Pain pinched its sharp fingers through her body, but Noemi carried on poking at her audience anyway.

‘So tell me, did you know? About Auschwitz and Dachau and Treblinka, and all the other places they sent my people to die? Did you know about the gas chambers and the ovens, and the execution pits?’

White faces turned crimson; heads turned away. Noemi’s newly vulnerable eyes started to fill, but she would rather have died than spill a single tear.

‘I know that you did – your silence is full of it. Like I know you kept supporting the regime and sending your men to fight for your beloved Führer even when you knew him for the monster he was. That’s done with, I suppose, and can’t be changed.

But what happens now?’ She gazed at the flowers and the wedding linen.

‘Do you all simply move on with your lives and forget, hoping that the Jews and the Gypsies and the sick, and the millions of others whose blood you didn’t like will be forgotten too? ’

Nobody met her eyes. Nobody answered.

Noemi got to her feet and pulled the knife she’d taken from the bakery out of her rucksack.

The instant intake of breath would have been amusing if the scene had been a play, not her life.

One of the women had dumped a stack of plates on the end of the table.

Noemi spread them out and began cutting the cake into thin slices.

‘Well maybe that’s a question for another day; this is a wedding after all. Although I’m sure whoever the bride is, she’s made her own arrangements and won’t actually need this. So why don’t we use it to celebrate my homecoming instead?’

She began handing the plates round. None of the women refused to take one, but none of them took a bite either when she invited them to eat.

They think it’s poisoned. They’re afraid of me. They’ve no idea what I want.

But Noemi did.

She watched the women staring at the pink icing as nervously as if she’d coloured the fondant with deadly nightshade, not pressed raspberries.

‘I need somewhere to stay obviously. A room will do… For now.’

For now was another deliberate stone, another ripple she intended to watch play out. Noemi looked from the necklace to the shawl: if no one offered her help out of kindness, she’d make them do it from shame.

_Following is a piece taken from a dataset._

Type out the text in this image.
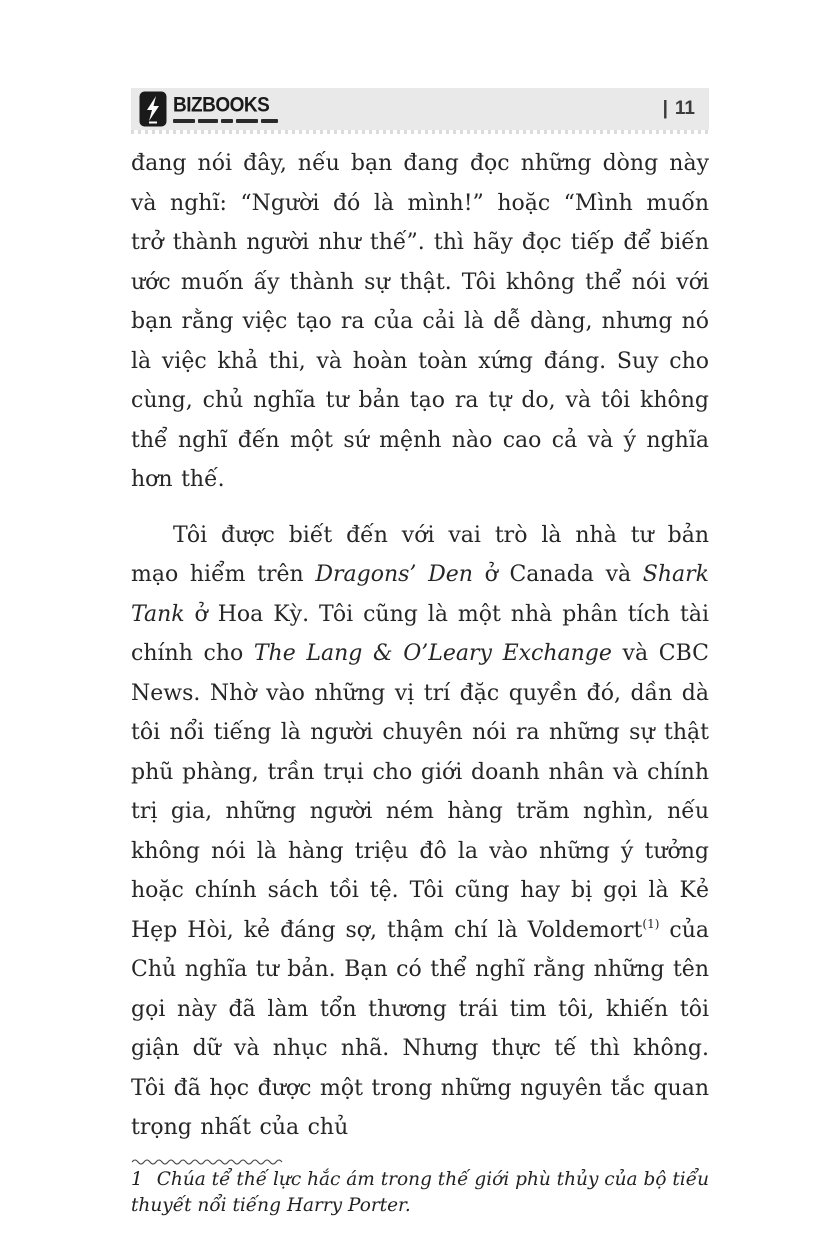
BIZBOOKS	| 11

đang nói đây, nếu bạn đang đọc những dòng này và nghĩ: “Người đó là mình!” hoặc “Mình muốn trở thành người như thế”. thì hãy đọc tiếp để biến ước muốn ấy thành sự thật. Tôi không thể nói với bạn rằng việc tạo ra của cải là dễ dàng, nhưng nó là việc khả thi, và hoàn toàn xứng đáng. Suy cho cùng, chủ nghĩa tư bản tạo ra tự do, và tôi không thể nghĩ đến một sứ mệnh nào cao cả và ý nghĩa hơn thế.

Tôi được biết đến với vai trò là nhà tư bản mạo hiểm trên Dragons’ Den ở Canada và Shark Tank ở Hoa Kỳ. Tôi cũng là một nhà phân tích tài chính cho The Lang & O’Leary Exchange và CBC News. Nhờ vào những vị trí đặc quyền đó, dần dà tôi nổi tiếng là người chuyên nói ra những sự thật phũ phàng, trần trụi cho giới doanh nhân và chính trị gia, những người ném hàng trăm nghìn, nếu không nói là hàng triệu đô la vào những ý tưởng hoặc chính sách tồi tệ. Tôi cũng hay bị gọi là Kẻ Hẹp Hòi, kẻ đáng sợ, thậm chí là Voldemort$^{(1)}$ của Chủ nghĩa tư bản. Bạn có thể nghĩ rằng những tên gọi này đã làm tổn thương trái tim tôi, khiến tôi giận dữ và nhục nhã. Nhưng thực tế thì không. Tôi đã học được một trong những nguyên tắc quan trọng nhất của chủ

1 Chúa tể thế lực hắc ám trong thế giới phù thủy của bộ tiểu thuyết nổi tiếng Harry Porter.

‘You can come to me. I’ve taken over Distel’s farm now he’s dead; I could do with some help with the animals.’

The woman making the offer looked vaguely familiar. She had Distel’s square jaw and lean frame, but clearly not his twisted personality. Whoever she was, she would do. Noemi nodded and noted the sigh of relief from the rest.

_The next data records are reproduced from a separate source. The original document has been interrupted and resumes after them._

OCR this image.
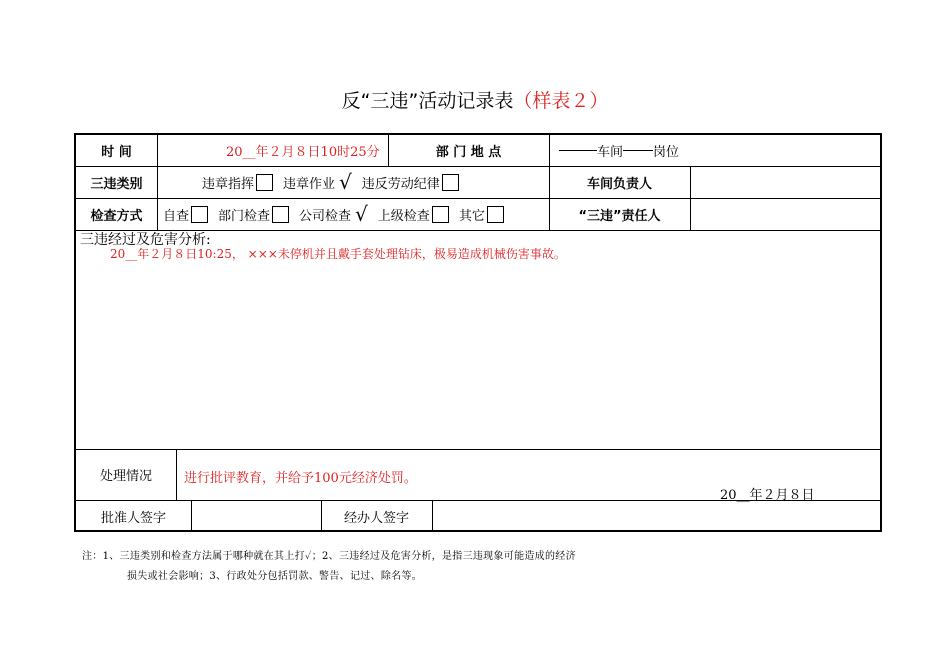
反“三违”活动记录表（样表２）
时 间	20__年２月８日10时25分	部 门 地 点	车间 岗位
三违类别	违章指挥 违章作业 √ 违反劳动纪律	车间负责人
检查方式	自查 部门检查 公司检查 √ 上级检查 其它	“三违”责任人
三违经过及危害分析:
20__年２月８日10:25， ×××未停机并且戴手套处理钻床，极易造成机械伤害事故。
处理情况	进行批评教育，并给予100元经济处罚。
20__年２月８日
批准人签字	经办人签字
注：1、三违类别和检查方法属于哪种就在其上打✓；2、三违经过及危害分析，是指三违现象可能造成的经济
损失或社会影响；3、行政处分包括罚款、警告、记过、除名等。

‘Does Herr Niehbur still work out of his old office on Goethestraβe?’

This time she enjoyed the gasp at the notary’s name and the panicked look when she suggested that she might take a piece of cake with her as a gift.

They think I’m going to poison the whole town. Maybe I should have done that in the first place.

It wasn’t a serious thought. Noemi was done with killing. But she wasn’t done with revenge, and she certainly wasn’t finished with the town. She’d barely even begun.